Thursday, July 19, 2018

Plane Gone Missing In Michigan Found 21 Years Later

A Howell couple and their plane went missing 21 years ago in the Upper Peninsula. Now it has finally been found in the Hiawatha National Forest.

The Livingston Daily: Discovery of wreckage of Howell couple's plane 21 years later 'answers a lot of questions'

Reading through the article there's a few key items that stand out:

1. The plane was observed flying 20 to 25 miles south then turning 180 degrees before disappearing from the center's radar.
Sounds suspiciously like spatial disorientation.

2. A friend of the pilot said that the pilot normally flew direct GPS and was known to experience vertigo easily.
Sounds even more like the pilot was susceptible to disorientation.

Here's what's worse:

3. Other pilots reported that the weather that day went down to 200 feet overcast.

Reportedly, the pilot was not IFR rated. Going up with a 200 foot overcast ceiling while only being a VFR pilot is a quick way to get yourself and your passengers killed. That's not VFR conditions, that's solid IFR flying in the soup.

This unfortunately sounds like a bad and completely avoidable case of get-there-itis encountering grano-cumulus. Grano-cumulus is the scientific term for when there's a large rock hiding in a cloud, and upon hitting that grano-cumulus, you are very not happy.
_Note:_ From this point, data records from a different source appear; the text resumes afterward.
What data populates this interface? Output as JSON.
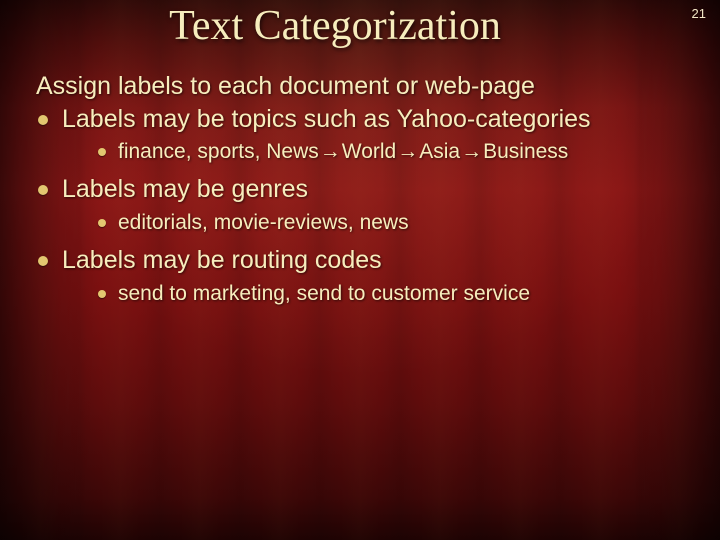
{
  "page_number": "21",
  "title": "Text Categorization",
  "intro": "Assign labels to each document or web-page",
  "items": [
    {
      "label": "Labels may be topics such as Yahoo-categories",
      "sub": {
        "prefix": "finance, sports, News",
        "chain": [
          "World",
          "Asia",
          "Business"
        ]
      }
    },
    {
      "label": "Labels may be genres",
      "sub": {
        "text": "editorials, movie-reviews, news"
      }
    },
    {
      "label": "Labels may be routing codes",
      "sub": {
        "text": "send to marketing, send to customer service"
      }
    }
  ],
  "arrow_glyph": "→"
}
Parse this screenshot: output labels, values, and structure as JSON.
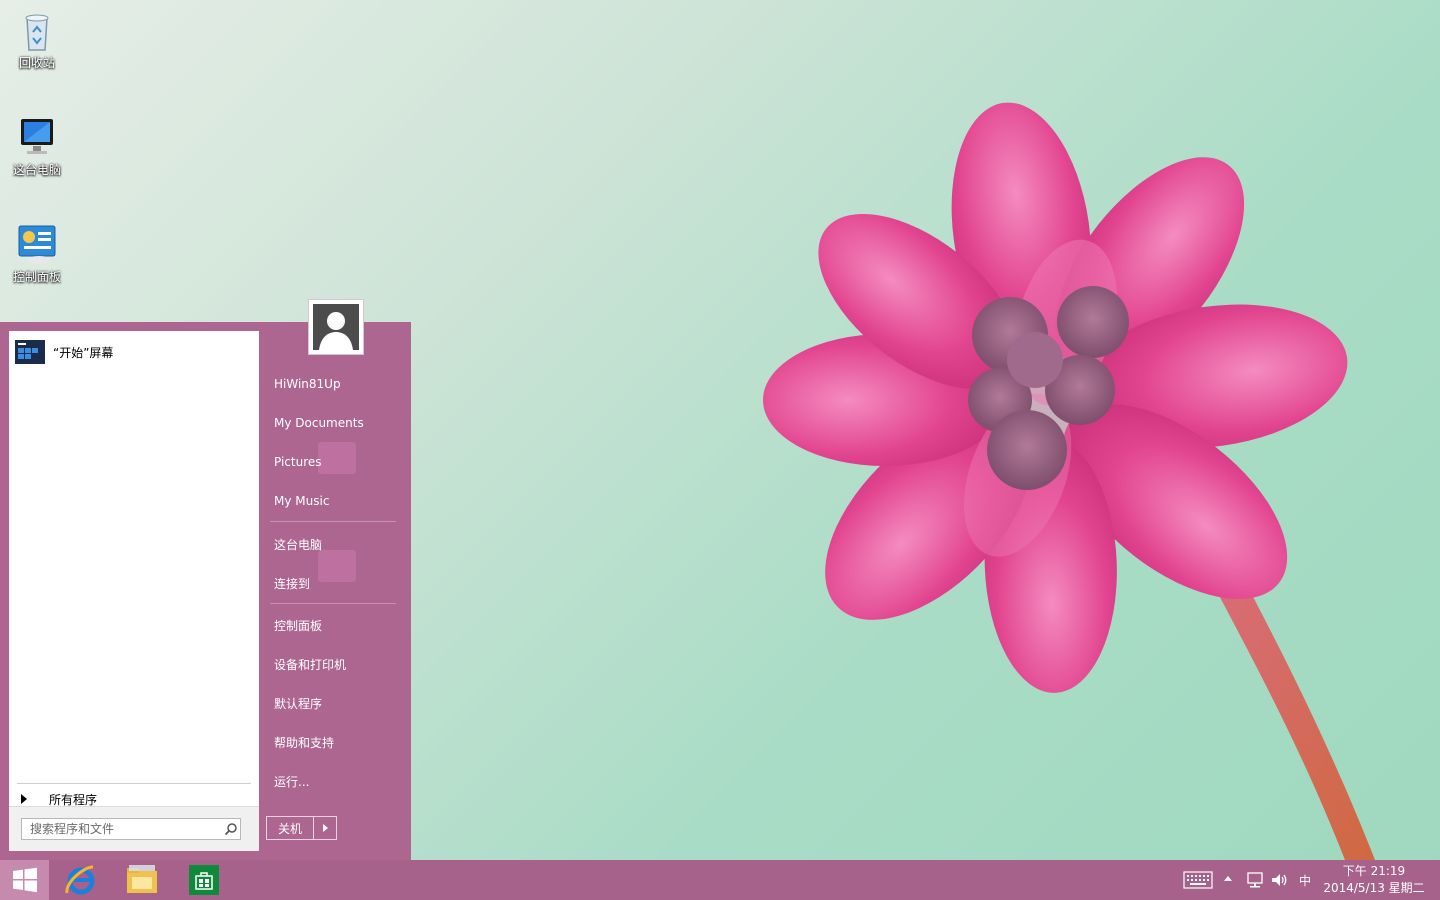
{
  "desktop": {
    "icons": [
      {
        "label": "回收站",
        "icon": "recycle-bin-icon"
      },
      {
        "label": "这台电脑",
        "icon": "computer-icon"
      },
      {
        "label": "控制面板",
        "icon": "control-panel-icon"
      }
    ]
  },
  "start_menu": {
    "pinned": [
      {
        "label": "“开始”屏幕",
        "icon": "start-screen-icon"
      }
    ],
    "all_programs_label": "所有程序",
    "search_placeholder": "搜索程序和文件",
    "user_name": "HiWin81Up",
    "right_items": [
      {
        "label": "My Documents"
      },
      {
        "label": "Pictures"
      },
      {
        "label": "My Music"
      },
      {
        "label": "这台电脑"
      },
      {
        "label": "连接到"
      },
      {
        "label": "控制面板"
      },
      {
        "label": "设备和打印机"
      },
      {
        "label": "默认程序"
      },
      {
        "label": "帮助和支持"
      },
      {
        "label": "运行..."
      }
    ],
    "shutdown_label": "关机"
  },
  "taskbar": {
    "apps": [
      {
        "name": "Internet Explorer",
        "icon": "ie-icon"
      },
      {
        "name": "File Explorer",
        "icon": "file-explorer-icon"
      },
      {
        "name": "Store",
        "icon": "store-icon"
      }
    ],
    "tray": {
      "ime_label": "中",
      "time": "下午 21:19",
      "date": "2014/5/13 星期二"
    }
  },
  "colors": {
    "accent": "#ac6690",
    "taskbar": "#a6628a",
    "start_button_highlight": "#c58aae",
    "wallpaper_green": "#a9dcc6",
    "flower_pink": "#e0438f"
  }
}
This 21-year-old tragedy was most likely completely avoidable pilot error.

2 comments:

MrGarabaldi said...

Hey Aaron;

I hate reading stuff like this, totally preventable accident. Basically the pilots ego overrode his experience level. When you are doing stuff like that Ego has no place in the equation. You did phrase it so well though with the "Get-there-itus and "Grano-cumulus".

jon spencer said...

When flying here in the U.P. there is a whole lot of "nothing" and the "nothing" means forests, so the 21 years of not being found is not that hard to accept.
If your aircraft does not have a EPIRB, at least consider carrying a PLB every time you go up.
Once one of those starts signaling just about anywhere in Michigan is less than 2 hours away from a USCG HH-65 hovering over you.
The signaling of one, is something like wearing a lifejacket. You might not be alive to care. But the searchers care.